Wiktor Stepanowitsch war ein sehr großzügiger Mensch. Großzügig mit der Hilfe an Freunde und Verwandte, sowie an nicht besonders nahe Menschen. Großzügig mit seinem Talent, den er niemals für Selbstwerbung nutzte, sondern immer im Dienst seiner Heimat gebrauchte. Seine Charme ist legendär, sein Humor wurde zur Klassik, er widerspiegelt unsere Epoche im vollen Umfang, unter anderem im Hinblick auf den diplomatischen Dienst. Auf einem Empfang, wo verschiedene Getränke angeboten wurden, hat Wiktor Stepanowitch Whisky gewählt. Der Kellner fragte ihn, ob er ihn mit Wasser verdünnen soll. Daraufhin hat Wiktor Stepanowitch ihn streng angeschaut und geantwortet: „Wenn man es verdünnen müsste, so hätte man es bereits in der Brennerrei gemacht". Somit war bei ihm auch mit dem diplomatischen Zeremoniell und Protokoll alles in Ordnung.

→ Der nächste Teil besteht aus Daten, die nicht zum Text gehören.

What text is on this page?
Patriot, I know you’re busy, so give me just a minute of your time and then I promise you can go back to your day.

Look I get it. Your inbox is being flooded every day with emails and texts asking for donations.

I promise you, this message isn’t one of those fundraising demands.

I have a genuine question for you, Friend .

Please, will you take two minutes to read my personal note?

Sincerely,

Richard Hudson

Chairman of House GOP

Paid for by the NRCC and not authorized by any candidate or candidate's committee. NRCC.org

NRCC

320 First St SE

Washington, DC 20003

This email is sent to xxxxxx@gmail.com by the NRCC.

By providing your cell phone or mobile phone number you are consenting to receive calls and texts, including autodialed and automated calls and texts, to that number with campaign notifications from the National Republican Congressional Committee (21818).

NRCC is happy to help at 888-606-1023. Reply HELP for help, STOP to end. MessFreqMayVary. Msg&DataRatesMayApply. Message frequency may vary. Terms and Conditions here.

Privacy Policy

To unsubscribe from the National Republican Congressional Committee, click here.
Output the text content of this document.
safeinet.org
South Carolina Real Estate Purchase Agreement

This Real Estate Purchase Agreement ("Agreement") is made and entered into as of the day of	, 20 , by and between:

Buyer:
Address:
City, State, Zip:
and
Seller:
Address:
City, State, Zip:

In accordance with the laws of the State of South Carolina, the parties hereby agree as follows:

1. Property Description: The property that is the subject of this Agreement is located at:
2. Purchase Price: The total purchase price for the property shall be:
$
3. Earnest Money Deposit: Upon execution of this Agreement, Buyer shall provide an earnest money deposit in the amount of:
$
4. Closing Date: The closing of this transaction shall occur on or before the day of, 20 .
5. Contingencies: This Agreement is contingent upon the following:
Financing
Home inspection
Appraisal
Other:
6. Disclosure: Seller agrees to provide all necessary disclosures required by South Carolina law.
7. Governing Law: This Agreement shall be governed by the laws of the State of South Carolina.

Bei der Kommunikation mit Menschen, die ihm nicht gleichgültig waren, spürte man, wie wichtig für ihn Stabilität und Sicherheit im Rücken waren: seine Familie, seine verstorbene Frau Walentina Fjodorowna, seine Kinder, Enkelkinder und überhaupt alles, was das das einfache menschliche heimische Glück ausmacht.
Ich bin allen, die heute zu diesem Abend gekommen sind, sehr dankbar. Wir wollten ihn informell und menschlich machen – so, wie Wiktor Stepanowitsch Tschernomyrdin war und wie er für immer in unseren Herzen bleibt.